The state of health economic and pharmacoeconomic evaluation research in Zimbabwe: A review

Curr Ther Res Clin Exp. 2008 Jun;69(3):268-85. doi: 10.1016/j.curtheres.2008.06.005.

Abstract

Background: Economic evaluation of health care has developed into a substantial body of work, and its contribution to medical decision making is increasingly being recognized.

Objective: The aim of the study was to describe the characteristics and quality of health economic (including pharmacoeconomic) evaluation research studies related to Zimbabwe.

Methods: A review of the literature was conducted to identify published health economic evaluation studies related to Zimbabwe. HEED, PubMed, MEDLINE, HealthSTAR, EconLit, and PsycINFO databases and sociological and dissertation abstracts were used to search for economic analyses. The searches used the following terms alone and in combination: costs, budgets, fee, economics, health, pharmacy, pharmacy services, medicines, drugs, health economics, cost-effectiveness, cost-benefit, cost-minimization, cost utility analysis, and Zimbabwe. Only original applied economic evaluations addressing a health-related topic pertaining to Zimbabwe and published in full were included. Two reviewers independently evaluated and scored each study in the final sample using the data collection form designed for the study.

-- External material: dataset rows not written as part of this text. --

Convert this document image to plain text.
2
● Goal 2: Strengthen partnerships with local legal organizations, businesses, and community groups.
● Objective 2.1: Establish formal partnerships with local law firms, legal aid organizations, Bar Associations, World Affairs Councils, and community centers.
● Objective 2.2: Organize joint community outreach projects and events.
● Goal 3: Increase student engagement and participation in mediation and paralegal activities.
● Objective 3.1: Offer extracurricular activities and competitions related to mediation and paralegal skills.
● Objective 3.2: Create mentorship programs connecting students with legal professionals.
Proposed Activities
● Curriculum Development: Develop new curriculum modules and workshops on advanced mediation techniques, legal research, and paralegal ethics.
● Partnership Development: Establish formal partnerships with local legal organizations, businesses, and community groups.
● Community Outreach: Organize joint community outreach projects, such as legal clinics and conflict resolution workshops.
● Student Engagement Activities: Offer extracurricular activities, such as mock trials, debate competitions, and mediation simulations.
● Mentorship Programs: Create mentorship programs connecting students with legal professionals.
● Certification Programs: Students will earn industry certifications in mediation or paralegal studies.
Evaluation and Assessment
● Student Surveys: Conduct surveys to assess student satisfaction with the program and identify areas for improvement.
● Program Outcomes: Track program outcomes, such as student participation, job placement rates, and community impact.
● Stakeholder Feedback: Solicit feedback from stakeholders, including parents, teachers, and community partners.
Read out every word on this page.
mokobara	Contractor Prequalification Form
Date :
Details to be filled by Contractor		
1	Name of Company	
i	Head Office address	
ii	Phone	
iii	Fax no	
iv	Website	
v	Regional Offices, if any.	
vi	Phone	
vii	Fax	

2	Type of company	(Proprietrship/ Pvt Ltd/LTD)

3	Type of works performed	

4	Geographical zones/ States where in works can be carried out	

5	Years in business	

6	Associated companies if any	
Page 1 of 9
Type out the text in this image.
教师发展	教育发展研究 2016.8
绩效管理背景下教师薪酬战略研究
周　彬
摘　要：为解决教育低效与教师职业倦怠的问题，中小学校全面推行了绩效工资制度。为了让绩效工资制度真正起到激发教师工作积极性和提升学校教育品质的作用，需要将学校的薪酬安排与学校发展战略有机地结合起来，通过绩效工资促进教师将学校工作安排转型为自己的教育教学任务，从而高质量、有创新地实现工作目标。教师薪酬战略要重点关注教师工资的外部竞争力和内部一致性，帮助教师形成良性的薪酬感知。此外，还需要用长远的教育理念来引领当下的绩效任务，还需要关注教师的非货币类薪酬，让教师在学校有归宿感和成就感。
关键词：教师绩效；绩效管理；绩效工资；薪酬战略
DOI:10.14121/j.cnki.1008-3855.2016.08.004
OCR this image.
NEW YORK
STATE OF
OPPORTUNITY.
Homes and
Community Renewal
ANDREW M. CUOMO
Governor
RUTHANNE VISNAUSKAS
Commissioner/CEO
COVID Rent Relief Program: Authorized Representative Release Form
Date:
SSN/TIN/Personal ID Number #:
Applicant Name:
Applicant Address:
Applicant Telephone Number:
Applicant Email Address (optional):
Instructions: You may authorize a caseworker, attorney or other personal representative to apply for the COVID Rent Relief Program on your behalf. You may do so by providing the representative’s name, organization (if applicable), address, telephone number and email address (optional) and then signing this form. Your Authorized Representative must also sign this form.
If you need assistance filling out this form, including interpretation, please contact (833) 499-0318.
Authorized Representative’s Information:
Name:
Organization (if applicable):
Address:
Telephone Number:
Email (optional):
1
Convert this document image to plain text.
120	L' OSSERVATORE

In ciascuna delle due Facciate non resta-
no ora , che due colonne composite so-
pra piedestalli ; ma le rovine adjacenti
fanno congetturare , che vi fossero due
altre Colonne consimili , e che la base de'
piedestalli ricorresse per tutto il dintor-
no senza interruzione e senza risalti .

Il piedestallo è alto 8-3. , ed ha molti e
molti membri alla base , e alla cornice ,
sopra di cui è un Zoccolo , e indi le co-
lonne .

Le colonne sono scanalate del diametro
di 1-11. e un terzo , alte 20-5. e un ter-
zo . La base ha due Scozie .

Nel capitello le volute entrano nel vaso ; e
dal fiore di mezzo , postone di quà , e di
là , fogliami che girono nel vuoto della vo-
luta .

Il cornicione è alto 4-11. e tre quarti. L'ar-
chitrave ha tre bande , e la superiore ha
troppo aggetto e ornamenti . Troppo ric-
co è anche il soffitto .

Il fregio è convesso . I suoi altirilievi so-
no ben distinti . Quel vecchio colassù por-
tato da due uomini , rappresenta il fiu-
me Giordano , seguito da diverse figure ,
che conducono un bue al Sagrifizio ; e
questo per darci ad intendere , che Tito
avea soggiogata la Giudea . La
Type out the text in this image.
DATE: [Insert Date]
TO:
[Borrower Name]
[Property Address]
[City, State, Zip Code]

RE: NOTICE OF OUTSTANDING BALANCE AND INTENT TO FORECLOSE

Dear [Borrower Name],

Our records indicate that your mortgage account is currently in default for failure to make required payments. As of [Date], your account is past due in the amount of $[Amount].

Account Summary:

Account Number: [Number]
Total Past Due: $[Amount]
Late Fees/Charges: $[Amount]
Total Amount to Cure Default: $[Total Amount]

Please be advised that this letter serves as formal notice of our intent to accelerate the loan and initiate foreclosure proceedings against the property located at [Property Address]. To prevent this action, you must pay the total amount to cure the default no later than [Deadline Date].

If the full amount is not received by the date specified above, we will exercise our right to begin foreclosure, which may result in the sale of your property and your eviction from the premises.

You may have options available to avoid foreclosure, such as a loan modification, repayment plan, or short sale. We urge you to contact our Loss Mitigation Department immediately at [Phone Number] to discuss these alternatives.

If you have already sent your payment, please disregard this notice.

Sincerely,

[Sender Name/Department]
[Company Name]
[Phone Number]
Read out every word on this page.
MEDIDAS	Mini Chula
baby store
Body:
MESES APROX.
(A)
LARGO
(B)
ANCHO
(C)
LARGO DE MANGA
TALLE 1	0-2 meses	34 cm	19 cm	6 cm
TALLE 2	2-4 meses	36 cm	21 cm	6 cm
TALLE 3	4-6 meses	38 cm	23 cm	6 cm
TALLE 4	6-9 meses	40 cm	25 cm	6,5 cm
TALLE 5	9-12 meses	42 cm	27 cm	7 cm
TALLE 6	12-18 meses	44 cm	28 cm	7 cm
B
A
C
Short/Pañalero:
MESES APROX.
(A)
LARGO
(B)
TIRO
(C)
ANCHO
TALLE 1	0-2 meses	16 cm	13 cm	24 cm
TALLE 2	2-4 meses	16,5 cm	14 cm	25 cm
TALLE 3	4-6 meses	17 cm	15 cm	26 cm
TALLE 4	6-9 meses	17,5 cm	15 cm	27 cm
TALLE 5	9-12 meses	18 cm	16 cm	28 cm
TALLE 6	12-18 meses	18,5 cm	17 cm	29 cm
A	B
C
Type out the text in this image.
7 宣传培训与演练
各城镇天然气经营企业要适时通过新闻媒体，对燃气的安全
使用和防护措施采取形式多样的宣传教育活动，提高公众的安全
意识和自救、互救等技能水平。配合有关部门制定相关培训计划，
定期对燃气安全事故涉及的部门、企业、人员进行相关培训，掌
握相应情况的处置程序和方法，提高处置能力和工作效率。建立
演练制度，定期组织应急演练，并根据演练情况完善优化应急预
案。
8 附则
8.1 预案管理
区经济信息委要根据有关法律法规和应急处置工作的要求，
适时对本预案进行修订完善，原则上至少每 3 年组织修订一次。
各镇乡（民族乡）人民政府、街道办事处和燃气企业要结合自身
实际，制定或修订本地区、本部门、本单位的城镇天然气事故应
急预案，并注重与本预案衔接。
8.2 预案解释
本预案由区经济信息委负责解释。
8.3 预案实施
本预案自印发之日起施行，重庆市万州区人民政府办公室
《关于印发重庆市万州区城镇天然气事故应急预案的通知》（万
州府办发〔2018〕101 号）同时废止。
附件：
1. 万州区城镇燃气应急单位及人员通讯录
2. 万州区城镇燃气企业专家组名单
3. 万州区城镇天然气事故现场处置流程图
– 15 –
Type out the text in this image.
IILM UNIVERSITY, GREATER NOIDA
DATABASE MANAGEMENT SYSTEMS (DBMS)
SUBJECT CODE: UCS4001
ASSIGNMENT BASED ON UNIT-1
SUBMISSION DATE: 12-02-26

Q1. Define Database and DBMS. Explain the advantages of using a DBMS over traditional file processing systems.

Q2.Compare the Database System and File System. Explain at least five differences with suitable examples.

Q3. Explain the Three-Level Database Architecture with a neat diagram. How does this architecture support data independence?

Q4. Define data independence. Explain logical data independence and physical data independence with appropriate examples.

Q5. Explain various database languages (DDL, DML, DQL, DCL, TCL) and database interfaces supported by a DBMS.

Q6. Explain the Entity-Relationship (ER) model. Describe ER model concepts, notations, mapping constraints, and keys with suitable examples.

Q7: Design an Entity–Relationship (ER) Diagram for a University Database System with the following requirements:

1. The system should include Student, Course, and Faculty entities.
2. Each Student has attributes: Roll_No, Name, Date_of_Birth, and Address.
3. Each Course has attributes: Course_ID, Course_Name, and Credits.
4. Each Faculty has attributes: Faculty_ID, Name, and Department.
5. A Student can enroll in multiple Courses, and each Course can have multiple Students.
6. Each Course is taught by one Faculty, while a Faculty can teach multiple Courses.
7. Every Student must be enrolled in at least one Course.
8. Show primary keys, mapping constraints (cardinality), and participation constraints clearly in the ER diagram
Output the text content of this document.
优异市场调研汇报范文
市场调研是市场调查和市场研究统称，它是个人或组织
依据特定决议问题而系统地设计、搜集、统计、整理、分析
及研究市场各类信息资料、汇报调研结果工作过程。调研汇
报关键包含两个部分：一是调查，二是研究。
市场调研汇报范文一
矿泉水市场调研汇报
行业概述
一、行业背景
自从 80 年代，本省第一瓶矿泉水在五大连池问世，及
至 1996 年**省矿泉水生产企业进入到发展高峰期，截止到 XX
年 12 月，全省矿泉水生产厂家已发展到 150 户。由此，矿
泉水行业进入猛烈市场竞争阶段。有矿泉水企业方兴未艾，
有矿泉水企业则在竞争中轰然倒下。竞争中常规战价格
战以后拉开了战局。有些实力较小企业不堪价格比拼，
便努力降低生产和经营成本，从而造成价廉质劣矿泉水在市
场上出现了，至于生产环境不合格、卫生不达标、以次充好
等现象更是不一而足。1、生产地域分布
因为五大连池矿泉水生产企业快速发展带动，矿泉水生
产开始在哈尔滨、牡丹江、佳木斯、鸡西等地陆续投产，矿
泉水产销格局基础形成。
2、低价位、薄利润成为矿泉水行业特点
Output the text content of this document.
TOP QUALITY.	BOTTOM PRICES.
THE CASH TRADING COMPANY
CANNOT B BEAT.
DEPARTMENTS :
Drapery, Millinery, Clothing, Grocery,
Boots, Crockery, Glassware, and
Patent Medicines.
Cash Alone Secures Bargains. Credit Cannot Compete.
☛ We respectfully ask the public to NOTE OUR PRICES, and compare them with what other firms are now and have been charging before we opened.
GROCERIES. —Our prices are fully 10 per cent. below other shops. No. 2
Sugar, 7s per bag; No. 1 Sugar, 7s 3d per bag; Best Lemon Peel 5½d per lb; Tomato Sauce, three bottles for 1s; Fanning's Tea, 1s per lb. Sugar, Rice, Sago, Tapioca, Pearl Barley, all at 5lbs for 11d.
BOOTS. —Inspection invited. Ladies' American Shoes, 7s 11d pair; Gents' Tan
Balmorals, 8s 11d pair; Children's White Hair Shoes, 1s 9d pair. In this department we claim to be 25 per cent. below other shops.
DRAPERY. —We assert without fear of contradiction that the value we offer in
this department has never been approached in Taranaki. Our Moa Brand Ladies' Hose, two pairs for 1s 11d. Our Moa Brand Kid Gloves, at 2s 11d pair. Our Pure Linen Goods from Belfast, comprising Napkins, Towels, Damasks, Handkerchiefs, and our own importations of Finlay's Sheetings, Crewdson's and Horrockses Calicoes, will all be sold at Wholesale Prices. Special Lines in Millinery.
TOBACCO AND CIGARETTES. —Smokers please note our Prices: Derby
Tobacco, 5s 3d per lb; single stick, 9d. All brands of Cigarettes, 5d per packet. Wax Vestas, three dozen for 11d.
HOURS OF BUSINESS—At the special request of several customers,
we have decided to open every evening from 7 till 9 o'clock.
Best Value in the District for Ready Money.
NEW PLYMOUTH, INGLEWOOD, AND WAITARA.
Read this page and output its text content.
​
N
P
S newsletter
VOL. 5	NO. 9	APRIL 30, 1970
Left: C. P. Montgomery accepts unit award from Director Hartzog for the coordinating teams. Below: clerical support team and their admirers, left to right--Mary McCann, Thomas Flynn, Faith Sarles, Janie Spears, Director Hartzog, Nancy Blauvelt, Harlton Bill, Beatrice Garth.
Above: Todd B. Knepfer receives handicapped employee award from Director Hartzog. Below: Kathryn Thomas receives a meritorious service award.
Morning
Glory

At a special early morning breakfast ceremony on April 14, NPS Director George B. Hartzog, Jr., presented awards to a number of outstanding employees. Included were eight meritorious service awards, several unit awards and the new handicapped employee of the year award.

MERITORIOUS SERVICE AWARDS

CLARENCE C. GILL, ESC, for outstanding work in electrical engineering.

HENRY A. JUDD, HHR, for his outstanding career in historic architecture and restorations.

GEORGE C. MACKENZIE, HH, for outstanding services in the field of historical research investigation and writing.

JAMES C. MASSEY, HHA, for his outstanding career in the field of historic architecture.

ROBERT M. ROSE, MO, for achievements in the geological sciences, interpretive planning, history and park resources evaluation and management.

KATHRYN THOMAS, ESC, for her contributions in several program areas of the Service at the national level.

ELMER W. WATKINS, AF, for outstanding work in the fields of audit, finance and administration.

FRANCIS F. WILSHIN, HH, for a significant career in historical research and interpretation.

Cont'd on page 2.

Results: Fifty-nine studies were identified in the database searches, 18 of which were excluded because they were not about Zimbabwe (3 studies) or were not health related (15). Of the 41 remaining studies, 8 were excluded after further review because they were not original research, 6 because they were not economic analyses, and 1 because it was not about Zimbabwe. The final 26 studies appeared in 13 different journals (based mostly [17 (65%)] outside of Zimbabwe). The mean (SD) number of authors of each study was 3.36 (2.13); most of the authors had medical/clinical training. The number of studies peaked between 1994 and 1997. Based on a 10-point scale, with 10 indicating the highest quality, the mean (SD) quality score for all studies was 5.40 (1.56); 8 of the studies (31%) were considered to be of poor quality (score ≤4). The quality of the studies reviewed was significantly (all, P < 0.05) associated with the country in which the journal was based (non-Zimbabwe = higher), the primary health intervention (services>pharmaceutical interventions), the number of authors (more authors = higher), and year of publication (more recent = higher).

Conclusion: This study indicated that the use of health economic (including pharmacoeconomic) evaluation research in Zimbabwe was low, and 31 % of the studies were of poor quality. More and better quality health economic research in Zimbabwe is warranted.

Keywords: Zimbabwe; cost-effective analysis; economic evaluation; health economics; pharmacoeconomics; quality assessment.